A behavioural scientist once said to me something along the lines of this, but much more eloquently, “if people invite you in to hear what you have to say, but then talk over you or amongst themselves, and don’t acknowledge or even notice when you (purposely) move to the corner of the room, then they are no longer worth giving your time to”. It is a tactic to regain control but if people ignore you it signifies a lack of basic respect.
From the other angle, the other day I saw someone I knew and I hid, behind a tree. Yep, as a grown woman I hid. And yep, behind a tree. It was broad daylight. I felt like I was in a cartoon or a Ricky Gervais black comedy. I did feel quite bad, bad enough to fess up to someone else. I mean, how old am I? But in truth, it was not even a conscious move, it just happened. Instantly. My body made me do it. Instinct?
I recall conversations in college hallways amongst friends…’I ignored you because you ignored me.’ ‘No, you ignored me…’ ‘because you ignored me’… It’s got to start somewhere. Chicken and egg anyone? So what comes first, people ignoring us or us ignoring people?
Sunny construction site stripes seen whilst out running
Whilst out running yesterday my racing thoughts led me to believe that there could be four answers to this.
1. You choose one
2. You choose both
3. You choose neither
4. You ask a question.
I think number 4 kind of delays 1, 2 and 3, but the process serves a purpose, much stronger than picking an answer stupendously quickly as if you were on a quiz show with D-grade celebrities fighting for some airtime.
Only this week I was accused of throwing out the hard questions when a colleague stopped by my desk for a causal chat. She called me out on it, laughed, and then happily responded. I was also accused of this on a work trip overseas after hearing an inspirational speaker…I merely said “what will you change professionally and personally after hearing that?” (it was a pretty profound talk, thanks Oprah!)…”well that’s a bit personal” they said…although to me it was simply a relevant question at a relevant time. But what I didn’t consider was what might possibly be going on in their head. Perhaps it brought back memories of first date nerves, when you come out of a movie and the dreaded question comes flying your way before you have chance to get it out first…”so, what did you think?” – arghhh, remember that? What do you say? Will they still like you if you say x, y or z? Do you even know what you think yet? What if you disagree? Does that mean you are not compatible? OMG!!! To a teenager questions are almost always unwelcome. Cancel the wedding!! Of course this was just a work thing, but, perhaps they were still mulling, and here was me interrogating.

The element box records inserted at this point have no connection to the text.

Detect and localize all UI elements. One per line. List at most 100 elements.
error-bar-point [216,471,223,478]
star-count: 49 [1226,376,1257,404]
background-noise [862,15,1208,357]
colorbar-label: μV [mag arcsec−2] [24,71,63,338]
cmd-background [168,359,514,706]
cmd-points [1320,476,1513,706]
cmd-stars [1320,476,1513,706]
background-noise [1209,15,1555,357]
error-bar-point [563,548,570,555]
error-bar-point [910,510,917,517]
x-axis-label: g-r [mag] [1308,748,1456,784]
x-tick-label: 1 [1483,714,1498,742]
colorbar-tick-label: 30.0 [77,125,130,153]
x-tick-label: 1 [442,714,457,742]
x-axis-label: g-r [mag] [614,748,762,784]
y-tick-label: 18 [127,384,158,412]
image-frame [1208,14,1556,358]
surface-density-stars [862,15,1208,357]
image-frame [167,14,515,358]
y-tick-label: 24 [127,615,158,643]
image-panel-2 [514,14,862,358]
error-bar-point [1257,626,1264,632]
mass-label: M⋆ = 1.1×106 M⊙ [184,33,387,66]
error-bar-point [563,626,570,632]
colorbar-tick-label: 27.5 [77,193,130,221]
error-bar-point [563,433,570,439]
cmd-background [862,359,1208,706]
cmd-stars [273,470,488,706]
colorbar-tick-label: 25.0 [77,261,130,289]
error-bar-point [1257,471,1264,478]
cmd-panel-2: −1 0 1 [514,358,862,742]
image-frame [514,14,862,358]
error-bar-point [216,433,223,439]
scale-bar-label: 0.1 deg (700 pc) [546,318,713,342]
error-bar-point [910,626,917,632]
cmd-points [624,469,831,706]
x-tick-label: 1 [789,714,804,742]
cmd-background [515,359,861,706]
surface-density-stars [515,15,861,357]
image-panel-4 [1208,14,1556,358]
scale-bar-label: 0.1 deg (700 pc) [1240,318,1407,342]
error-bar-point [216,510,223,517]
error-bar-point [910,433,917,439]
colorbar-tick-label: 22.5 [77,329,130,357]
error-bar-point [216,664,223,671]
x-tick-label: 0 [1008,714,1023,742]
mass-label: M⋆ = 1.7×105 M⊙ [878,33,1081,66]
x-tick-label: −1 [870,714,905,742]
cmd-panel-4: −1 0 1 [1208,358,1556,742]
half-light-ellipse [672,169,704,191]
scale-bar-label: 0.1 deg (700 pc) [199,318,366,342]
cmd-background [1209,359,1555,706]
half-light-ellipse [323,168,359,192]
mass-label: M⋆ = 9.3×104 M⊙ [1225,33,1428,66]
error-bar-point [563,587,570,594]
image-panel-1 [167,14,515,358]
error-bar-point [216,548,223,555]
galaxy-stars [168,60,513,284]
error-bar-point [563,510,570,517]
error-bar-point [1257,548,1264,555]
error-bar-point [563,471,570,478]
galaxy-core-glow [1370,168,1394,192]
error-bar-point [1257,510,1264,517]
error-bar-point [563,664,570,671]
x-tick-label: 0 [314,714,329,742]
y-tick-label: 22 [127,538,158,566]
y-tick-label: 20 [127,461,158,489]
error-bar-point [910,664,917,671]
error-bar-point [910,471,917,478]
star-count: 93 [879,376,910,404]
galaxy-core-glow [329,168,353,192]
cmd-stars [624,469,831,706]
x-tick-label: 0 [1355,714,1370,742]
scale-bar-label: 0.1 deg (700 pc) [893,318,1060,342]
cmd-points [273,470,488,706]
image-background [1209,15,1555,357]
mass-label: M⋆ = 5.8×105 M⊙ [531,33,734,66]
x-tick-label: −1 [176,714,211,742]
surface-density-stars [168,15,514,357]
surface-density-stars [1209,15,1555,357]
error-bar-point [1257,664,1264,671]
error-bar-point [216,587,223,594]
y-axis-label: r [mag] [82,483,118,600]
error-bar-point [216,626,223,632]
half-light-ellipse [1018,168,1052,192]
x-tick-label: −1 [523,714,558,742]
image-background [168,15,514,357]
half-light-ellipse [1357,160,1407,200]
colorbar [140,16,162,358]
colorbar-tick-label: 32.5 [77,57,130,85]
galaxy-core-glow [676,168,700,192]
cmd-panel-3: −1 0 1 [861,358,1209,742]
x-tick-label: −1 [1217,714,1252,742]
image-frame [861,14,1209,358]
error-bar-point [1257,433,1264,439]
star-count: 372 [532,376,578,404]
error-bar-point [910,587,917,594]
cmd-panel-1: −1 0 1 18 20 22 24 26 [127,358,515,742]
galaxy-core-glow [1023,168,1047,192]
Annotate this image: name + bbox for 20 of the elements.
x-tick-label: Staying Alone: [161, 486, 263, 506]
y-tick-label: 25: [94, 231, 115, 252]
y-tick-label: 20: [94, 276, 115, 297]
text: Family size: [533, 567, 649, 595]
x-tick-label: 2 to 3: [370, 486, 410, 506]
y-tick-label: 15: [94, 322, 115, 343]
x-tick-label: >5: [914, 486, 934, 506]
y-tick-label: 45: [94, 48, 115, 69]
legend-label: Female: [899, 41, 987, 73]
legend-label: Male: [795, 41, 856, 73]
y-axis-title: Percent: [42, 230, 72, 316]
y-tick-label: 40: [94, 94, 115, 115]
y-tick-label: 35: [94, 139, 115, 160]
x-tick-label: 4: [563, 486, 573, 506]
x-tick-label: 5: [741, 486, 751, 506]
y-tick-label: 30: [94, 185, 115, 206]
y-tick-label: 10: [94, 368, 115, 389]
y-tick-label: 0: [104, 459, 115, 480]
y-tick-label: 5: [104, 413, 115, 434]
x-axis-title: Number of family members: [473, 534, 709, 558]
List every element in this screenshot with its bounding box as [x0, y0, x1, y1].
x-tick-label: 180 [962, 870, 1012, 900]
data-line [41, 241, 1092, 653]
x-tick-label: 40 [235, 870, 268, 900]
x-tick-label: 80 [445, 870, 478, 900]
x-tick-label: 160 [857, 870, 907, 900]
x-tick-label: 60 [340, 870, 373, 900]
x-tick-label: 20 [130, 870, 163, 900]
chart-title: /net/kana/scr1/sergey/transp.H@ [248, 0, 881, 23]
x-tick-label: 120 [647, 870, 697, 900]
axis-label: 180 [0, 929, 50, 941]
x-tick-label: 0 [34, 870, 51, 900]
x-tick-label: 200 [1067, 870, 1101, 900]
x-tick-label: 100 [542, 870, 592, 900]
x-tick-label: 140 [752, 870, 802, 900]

I do tend to jump in deep. I’m not afraid. So far I have gotten away with it. And to be honest, I often ask questions that I find out later are what other people are wondering. But to me it’s not actually about the answer, it’s about the people in that moment – the person answering, and me, the person asking. It’s merely a connection. An empathy. A curiosity. An honesty. A vulnerability. On both sides. Equality.
As a child I was scared to ask questions, thinking that I would be laughed at, or ridiculed for not knowing something. Now, some 20yrs later, I’m listening to my teacher’s advice to speak up. I’m making up for lost time.
Being an introvert, my questions often find themselves written. Carefully crafted to avoid misinterpretation without the aid of critical non-verbal cues. This week at work I received an email from a colleague which was the length of two pages from a book and just like a novel included a background story, emotions, future hope…and this was in response to a single sentence, a simple question…and at the end of her masterpiece she said “thanks for asking”. So there. Some people do appreciate it.
As humans, herd animals, there is nothing worse than being ignored. We don’t feel worthy or like we belong. I know it’s not always nice to be on the receiving end of a hard question, but I think it is better that than to be ignored.
Advice that I have given to my daughter, friends, colleagues, and even my mum over the years, is never be afraid to ask questions. They are super useful in moments of uncertainty, awkwardness, or when feeling shy. I know it is not new news, but the simple ways often get forgotten for something more trendy. I am also a fan of silence, that too is powerful, and can lead to a different type of connection (if you can sit together in a car in a comfortable silence for hours, then there may be hope after all for that person who didn’t like the movie that you loved!!) But I believe that questions truly show you care. That you want to care. It breaks the tension, fills the sometimes too-long silence, defers attention from you, and the answer can actually be quite interesting. But remember, the answer is just a bonus, it’s the asking that is the real reward.
So…back to the start of this rambling waffle, being ignored or doing the ignoring (with a tree prop or without), what is the answer, which one comes first? It’s actually not important. The answer is not important. It is the question, being aware, being in the moment and connecting with another. What do you think?